Rapport is the bridge between people – and it should be easy to cross. We need to build rapport as much in writing as we do in conversation. Too many emails lack context: a simple opening sentence that sets the scene. Too much business writing fails to acknowledge the reader: their values, their priorities, even the kind of language they understand. Why should we bother to read bland corporate jargon written by someone who seems to have no interest in us? So: who is your reader? How can you make your writing appeal to them? The words you choose and your tone of voice matter as much as your content.
We’re hardwired for stories. We tell them every day; we listen to them, read them, watch them and think about them. We want to know what happened, what might have happened, what could happen, and what will happen. All these narrative ingredients can hook your reader’s attention. If you need to explain something or persuade your reader to do something, find a way to weave your explanations and arguments into stories. The creative and inventive use of narrative is one of the most powerful ways of maintaining your reader’s interest.

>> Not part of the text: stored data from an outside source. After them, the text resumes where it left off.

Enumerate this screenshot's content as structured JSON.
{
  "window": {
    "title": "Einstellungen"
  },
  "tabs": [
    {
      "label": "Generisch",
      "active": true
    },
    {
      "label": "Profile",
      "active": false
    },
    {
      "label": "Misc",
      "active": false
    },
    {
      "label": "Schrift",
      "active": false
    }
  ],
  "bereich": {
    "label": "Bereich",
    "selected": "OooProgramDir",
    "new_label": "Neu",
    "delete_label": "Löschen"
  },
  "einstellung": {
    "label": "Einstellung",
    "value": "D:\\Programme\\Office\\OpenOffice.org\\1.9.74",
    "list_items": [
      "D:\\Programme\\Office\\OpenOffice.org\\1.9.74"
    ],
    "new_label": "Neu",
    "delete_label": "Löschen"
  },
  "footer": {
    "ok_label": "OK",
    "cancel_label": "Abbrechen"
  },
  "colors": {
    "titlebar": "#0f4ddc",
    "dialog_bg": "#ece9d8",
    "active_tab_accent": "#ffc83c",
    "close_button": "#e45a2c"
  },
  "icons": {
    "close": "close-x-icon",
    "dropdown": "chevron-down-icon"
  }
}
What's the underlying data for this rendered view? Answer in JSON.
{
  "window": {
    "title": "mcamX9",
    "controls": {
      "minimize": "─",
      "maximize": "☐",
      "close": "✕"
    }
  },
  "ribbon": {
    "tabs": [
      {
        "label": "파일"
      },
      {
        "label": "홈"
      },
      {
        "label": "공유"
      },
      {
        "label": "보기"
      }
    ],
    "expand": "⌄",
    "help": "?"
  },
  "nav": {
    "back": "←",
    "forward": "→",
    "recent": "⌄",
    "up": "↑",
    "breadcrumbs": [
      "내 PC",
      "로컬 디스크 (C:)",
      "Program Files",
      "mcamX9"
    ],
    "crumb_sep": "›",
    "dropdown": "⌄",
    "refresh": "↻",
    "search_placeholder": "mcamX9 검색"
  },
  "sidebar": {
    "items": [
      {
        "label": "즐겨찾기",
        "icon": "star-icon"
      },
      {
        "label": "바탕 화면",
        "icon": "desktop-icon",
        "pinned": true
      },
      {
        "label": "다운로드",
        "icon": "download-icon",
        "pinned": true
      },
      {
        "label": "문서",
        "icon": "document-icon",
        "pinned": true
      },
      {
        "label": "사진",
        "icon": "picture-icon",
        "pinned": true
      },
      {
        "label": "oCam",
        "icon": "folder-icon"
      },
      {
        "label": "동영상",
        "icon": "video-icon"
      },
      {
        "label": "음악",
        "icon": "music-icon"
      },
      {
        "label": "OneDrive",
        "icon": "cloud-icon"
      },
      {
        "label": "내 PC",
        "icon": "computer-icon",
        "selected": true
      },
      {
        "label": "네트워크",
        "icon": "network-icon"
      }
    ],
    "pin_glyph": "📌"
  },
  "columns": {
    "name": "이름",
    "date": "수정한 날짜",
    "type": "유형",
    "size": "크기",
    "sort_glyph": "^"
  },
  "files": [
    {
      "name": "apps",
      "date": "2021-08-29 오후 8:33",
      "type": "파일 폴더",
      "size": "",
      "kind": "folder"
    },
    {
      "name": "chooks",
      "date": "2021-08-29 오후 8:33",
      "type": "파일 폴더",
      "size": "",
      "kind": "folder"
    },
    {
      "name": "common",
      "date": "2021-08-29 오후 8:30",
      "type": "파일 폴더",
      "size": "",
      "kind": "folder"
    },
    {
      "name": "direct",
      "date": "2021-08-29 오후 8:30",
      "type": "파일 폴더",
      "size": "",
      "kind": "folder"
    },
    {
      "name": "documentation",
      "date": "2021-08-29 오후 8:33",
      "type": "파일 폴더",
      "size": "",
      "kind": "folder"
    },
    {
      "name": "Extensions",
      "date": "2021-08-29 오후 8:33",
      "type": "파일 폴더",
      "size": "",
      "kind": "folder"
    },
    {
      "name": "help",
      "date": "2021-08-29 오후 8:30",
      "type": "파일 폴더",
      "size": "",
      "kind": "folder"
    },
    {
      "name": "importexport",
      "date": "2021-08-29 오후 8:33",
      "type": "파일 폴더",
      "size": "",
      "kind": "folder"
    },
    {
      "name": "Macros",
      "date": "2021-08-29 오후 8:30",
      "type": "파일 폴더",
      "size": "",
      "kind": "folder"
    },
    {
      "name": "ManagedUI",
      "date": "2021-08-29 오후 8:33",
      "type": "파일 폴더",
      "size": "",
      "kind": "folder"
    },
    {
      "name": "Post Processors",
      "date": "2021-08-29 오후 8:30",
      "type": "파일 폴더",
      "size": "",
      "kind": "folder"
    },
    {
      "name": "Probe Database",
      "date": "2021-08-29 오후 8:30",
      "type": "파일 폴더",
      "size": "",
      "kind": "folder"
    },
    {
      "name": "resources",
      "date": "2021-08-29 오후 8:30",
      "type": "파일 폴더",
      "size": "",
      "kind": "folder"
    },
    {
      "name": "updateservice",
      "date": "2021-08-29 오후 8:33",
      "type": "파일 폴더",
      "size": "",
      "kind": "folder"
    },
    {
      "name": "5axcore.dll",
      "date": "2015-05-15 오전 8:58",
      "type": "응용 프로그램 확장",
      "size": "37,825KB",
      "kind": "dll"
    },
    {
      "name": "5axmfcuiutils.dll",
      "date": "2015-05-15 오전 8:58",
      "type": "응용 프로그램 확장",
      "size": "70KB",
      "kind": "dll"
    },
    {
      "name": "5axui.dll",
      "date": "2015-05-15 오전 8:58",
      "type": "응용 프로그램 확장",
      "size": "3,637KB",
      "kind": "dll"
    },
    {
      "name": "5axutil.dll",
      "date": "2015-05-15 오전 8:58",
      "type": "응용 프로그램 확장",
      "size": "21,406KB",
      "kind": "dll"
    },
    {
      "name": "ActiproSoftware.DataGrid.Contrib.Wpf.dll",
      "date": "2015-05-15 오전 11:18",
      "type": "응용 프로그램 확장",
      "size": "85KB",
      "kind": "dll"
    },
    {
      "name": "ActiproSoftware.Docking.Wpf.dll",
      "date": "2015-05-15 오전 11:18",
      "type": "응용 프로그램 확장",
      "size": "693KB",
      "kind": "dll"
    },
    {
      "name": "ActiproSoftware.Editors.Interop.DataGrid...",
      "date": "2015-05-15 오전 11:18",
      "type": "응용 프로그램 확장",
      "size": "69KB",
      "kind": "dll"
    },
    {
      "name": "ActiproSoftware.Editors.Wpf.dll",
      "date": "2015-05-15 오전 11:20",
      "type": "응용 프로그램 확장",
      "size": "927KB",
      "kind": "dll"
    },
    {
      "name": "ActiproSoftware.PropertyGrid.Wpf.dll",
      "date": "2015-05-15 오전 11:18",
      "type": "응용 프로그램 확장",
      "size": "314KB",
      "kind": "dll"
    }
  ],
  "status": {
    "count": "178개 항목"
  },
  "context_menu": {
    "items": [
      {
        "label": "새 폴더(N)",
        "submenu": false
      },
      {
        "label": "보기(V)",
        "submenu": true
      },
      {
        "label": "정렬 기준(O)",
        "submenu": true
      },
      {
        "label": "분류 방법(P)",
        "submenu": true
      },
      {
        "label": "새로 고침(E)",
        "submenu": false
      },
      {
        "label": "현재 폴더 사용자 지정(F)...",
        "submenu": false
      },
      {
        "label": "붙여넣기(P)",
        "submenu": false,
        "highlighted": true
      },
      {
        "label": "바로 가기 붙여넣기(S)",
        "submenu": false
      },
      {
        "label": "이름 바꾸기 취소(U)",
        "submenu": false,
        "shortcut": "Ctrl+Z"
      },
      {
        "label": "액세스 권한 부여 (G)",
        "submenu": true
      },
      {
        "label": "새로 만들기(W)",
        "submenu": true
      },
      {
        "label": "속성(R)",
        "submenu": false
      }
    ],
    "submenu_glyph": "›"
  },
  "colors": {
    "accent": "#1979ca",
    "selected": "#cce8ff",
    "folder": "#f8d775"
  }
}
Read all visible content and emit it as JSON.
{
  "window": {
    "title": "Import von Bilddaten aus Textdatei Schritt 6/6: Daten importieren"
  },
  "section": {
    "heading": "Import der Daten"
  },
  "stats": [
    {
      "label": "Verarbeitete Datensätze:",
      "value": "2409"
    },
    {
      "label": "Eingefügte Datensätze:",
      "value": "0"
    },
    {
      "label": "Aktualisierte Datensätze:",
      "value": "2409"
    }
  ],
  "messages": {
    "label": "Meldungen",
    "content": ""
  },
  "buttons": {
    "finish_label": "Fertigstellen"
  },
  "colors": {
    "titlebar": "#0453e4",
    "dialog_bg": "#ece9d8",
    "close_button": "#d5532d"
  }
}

Most readers want to know what we have to say; and they want to know now. They don’t want to spend time trying to work out what we’re getting at. Writing in three stages can help you produce clear, readable messages. First, plan what you want to say. Then say it: write a first draft. Then, try to say it better by editing. Editing is like cleaning the windows: the reader should be able to see the text more clearly afterwards. The best way to edit is in sequence: paragraphs first, then sentences, then words. After a systematic edit, you’ll have ideas that are well placed, explanations that follow through, well-structured sentences and words that are concrete and precise. You’ll also have a willing and attentive reader.